Until 2,000 years ago, the Middle-East was the main provider of food for the ancient world. Although we falsely believe that agricultural science is a recent development, archaeological studies have proved that much may be learned from the pre-historic farmers.
What Went Wrong?
Almost certainly agriculture failed in the Middle-East for several reasons, namely climate change; conversion of an agricultural economy to a nomadic economy with flocks of grazing animals following Moorish invasions; destruction of public utilities, and instability of government.
The Israelis have re-introduced many of the sucessful pre-historic agricultural techniques. Their skills should be applied to other arid areas, as a part of a programme to reverse global warming. In South Australia, SAARDI has a long history of experience in dry-land farming.
We should be careful to avoid the effects of over-grazing, e.g. by regulating the size of domestic herds, and by the control of feral grazing animals, such as rabbits, goats, donkeys, camels and horses.
Arid Area Farming
Where economically possible, the following techniques should be adopted to conserve water supplies.
Surplus water should be stored in suitable underground acquifers or, as potable water or for livestock watering, in covered cisterns or reservoirs. This prevents contamination by pollutants or loss by evaporation.
Uncontrolled run-off of water and resultant soil erosion should be minimised by terracing, interruption of watercourses, contour ploughing, minimum tillage and mulching. Wetlands should be established on flood plains.
Leguminous plants should be included in crop rotation cycles. After harvesting the crop, the plants should be ploughed-in as mulch.
Water for irrigation should be distributed in closed channels or pipes, and delivered to plants by drip feeds.
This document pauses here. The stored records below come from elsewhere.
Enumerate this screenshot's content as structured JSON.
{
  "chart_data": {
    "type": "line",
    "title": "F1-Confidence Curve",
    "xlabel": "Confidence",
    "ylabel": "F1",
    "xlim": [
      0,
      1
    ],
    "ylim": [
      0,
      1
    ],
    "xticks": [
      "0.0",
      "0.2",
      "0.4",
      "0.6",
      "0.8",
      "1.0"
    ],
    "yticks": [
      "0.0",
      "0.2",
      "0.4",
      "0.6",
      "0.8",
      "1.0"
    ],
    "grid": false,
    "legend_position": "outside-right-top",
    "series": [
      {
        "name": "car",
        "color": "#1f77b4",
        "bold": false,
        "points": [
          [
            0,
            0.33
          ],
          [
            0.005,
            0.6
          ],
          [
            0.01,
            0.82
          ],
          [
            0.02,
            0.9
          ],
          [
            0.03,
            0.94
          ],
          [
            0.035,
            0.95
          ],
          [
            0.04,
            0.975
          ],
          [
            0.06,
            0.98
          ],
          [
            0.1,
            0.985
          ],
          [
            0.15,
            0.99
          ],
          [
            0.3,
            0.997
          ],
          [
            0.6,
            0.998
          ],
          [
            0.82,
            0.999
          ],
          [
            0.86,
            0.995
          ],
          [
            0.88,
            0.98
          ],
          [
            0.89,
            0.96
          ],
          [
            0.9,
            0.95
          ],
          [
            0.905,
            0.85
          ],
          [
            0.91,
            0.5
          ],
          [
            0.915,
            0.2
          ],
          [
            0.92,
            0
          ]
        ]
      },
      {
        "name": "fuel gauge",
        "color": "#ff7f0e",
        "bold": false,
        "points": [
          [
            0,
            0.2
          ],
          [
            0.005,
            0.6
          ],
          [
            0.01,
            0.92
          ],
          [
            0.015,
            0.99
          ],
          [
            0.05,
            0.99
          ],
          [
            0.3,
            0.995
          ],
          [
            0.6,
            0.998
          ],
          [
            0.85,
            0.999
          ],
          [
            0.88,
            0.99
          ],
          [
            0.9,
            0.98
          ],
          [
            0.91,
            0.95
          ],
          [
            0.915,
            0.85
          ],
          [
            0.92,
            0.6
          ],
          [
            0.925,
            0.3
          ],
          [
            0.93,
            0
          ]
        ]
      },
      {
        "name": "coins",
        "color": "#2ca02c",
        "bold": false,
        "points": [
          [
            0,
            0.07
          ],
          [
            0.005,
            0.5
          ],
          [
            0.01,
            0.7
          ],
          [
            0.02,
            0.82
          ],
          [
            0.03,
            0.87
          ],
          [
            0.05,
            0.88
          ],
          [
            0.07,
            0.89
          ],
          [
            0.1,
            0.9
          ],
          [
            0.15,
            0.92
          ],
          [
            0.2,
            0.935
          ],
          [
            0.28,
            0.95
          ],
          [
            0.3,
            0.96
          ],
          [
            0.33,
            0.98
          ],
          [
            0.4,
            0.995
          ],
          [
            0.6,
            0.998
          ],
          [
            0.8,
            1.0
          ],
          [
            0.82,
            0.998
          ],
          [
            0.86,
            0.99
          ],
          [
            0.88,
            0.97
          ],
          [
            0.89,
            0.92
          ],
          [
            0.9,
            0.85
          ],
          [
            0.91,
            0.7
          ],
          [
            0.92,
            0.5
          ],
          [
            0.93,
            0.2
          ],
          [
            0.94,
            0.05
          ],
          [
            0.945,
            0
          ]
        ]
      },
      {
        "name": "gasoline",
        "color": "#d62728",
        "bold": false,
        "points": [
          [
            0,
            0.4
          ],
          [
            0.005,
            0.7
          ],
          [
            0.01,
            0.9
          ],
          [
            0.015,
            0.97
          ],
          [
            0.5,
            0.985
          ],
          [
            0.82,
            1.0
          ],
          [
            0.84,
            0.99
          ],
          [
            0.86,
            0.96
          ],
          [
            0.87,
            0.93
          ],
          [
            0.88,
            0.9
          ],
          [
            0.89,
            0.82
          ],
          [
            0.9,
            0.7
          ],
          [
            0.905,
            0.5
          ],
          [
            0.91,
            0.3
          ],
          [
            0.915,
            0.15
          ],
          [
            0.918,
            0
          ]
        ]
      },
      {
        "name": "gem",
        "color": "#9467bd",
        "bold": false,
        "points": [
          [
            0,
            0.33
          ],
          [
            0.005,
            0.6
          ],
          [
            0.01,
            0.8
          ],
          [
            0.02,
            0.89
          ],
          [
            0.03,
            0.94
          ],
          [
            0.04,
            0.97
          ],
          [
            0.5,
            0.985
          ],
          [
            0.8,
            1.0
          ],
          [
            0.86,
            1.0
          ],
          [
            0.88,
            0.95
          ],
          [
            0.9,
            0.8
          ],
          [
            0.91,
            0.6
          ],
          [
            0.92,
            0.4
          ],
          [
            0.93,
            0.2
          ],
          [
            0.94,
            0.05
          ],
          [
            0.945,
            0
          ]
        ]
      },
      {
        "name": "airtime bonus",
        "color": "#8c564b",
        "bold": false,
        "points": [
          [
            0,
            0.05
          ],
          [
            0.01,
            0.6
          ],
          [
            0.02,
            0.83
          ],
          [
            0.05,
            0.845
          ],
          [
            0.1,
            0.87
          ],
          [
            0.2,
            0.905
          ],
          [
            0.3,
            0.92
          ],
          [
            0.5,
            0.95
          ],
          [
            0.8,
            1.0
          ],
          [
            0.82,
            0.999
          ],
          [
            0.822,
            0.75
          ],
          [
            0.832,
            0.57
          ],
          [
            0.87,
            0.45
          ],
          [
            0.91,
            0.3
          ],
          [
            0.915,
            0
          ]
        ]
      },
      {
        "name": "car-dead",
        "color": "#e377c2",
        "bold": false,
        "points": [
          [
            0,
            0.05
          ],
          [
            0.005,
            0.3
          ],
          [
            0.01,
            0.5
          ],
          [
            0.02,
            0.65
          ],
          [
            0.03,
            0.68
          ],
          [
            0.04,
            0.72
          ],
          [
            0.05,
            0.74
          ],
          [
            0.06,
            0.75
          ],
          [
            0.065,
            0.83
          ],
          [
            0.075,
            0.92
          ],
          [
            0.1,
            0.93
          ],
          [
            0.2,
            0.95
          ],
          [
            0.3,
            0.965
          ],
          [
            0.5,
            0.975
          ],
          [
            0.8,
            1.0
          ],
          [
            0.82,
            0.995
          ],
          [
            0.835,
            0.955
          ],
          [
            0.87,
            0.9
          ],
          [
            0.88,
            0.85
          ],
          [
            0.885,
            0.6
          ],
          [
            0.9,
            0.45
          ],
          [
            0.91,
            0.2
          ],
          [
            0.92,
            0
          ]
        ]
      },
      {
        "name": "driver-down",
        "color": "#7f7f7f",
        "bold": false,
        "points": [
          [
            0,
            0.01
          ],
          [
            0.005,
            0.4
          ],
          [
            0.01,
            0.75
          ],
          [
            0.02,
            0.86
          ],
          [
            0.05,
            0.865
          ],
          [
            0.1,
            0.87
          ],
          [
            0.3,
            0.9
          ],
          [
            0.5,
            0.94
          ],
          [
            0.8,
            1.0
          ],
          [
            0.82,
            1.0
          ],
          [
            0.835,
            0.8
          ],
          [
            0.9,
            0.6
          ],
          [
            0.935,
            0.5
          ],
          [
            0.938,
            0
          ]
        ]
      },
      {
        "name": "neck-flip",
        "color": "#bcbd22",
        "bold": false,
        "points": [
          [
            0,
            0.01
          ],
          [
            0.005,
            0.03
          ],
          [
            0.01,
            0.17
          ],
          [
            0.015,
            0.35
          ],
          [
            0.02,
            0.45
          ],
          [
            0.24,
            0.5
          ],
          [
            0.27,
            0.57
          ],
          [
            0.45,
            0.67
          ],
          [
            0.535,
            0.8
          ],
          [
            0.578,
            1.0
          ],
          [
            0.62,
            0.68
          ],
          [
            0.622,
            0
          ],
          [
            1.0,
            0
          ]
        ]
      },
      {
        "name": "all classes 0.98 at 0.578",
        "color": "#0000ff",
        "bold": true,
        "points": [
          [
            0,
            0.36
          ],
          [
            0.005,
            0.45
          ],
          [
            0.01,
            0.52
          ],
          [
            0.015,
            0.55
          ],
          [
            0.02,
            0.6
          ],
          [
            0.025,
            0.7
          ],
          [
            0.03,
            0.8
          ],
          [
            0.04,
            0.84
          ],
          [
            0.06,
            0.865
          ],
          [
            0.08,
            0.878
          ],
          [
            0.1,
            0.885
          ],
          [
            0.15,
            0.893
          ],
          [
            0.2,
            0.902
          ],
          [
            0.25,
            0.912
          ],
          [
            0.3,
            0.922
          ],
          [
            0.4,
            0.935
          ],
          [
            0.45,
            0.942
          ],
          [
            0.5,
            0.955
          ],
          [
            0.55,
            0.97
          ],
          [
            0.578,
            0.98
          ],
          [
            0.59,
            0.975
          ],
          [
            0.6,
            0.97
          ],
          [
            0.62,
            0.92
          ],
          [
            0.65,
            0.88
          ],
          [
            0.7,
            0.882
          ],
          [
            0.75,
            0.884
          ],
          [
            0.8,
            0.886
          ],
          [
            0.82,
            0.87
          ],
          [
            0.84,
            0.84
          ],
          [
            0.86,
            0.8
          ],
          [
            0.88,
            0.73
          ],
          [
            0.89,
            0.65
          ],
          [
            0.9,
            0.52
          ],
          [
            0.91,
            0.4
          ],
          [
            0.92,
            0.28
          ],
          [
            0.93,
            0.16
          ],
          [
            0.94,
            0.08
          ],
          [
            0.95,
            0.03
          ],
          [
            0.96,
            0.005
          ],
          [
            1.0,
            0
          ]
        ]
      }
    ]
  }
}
Saline waste water should not be returned to watercourses - it should be concentrated in evaporation ponds, or (preferably) be de-salinated. The recovered salt has value.
Quite saline waste water may be used to irrigate salt-tolerant trees or shrubs.
Tree plantations should be established wherever possible, in order to sequester cabon dioxide, reduce erosion, provide a habitat for beneficial insects and birds, and provide shelter for animal stocks. (In 2008, an ABC Landline programme featured a pastoralist who has increased treestocks on his previously-cleared property to as much as 35% by area, with greatly-reduced stock feed, increased wool production, and reduced stock mortality following shearing.)
The most suitable species of plants should be chosen for each climate area, bearing in mind the future anticipated effects of global warming. Plants which bear a valuable crop, such as some Australian native species e.g. macadamia nut trees, are to be preferred. Palm oil is a valuable source of bio-diesel. Australian sandalwood is being farmed profitably in Western Australia.
When street trees were planted at Woomera many years ago, a length of terra cotta pipe was buried vertically, alongside each tree. The tree roots were watered at intervals through the pipes. This proved to be very succesful and saved water.
In southern Australia, plantations of eucalypt-species trees are viable in areas of lower rainfall and may be used to provide wood chips for paper production. A genetically-modified variety of blue gum has about one-half the normal lignin content, which is of advantage in paper pulp production.
Plantation eucalypts may be used to manufacture structural timber boards and sections by the o.s.b. (orientated strand board) process. An o.s.b. plant is under construction at Albany in Western Australia, in a new area of eucalypt plantations.
Care must be exercised in the planning of timber plantations to provide fire breaks, to prevent firestorms caused by lightning strikes. At the same time, large area plantings should be linked by corridors of trees, to allow the migration of wild life for pest control.
Adequate and reliable sources of water are essential for a successful plantation industry. Unfortunately, enormous quantities of water are required for drought-proof wide area irrigation, well beyond the capacity of conventional de-salination and pipeline systems. In areas without reliable annual rainfall, reliance must be placed upon plantings of salt-tolerant native and shrubs, such as saltbush. Where it is intended to make use of water which is stored in natural underground acquifers, careful evaluation of natural or artificial replenishment systems must precede development.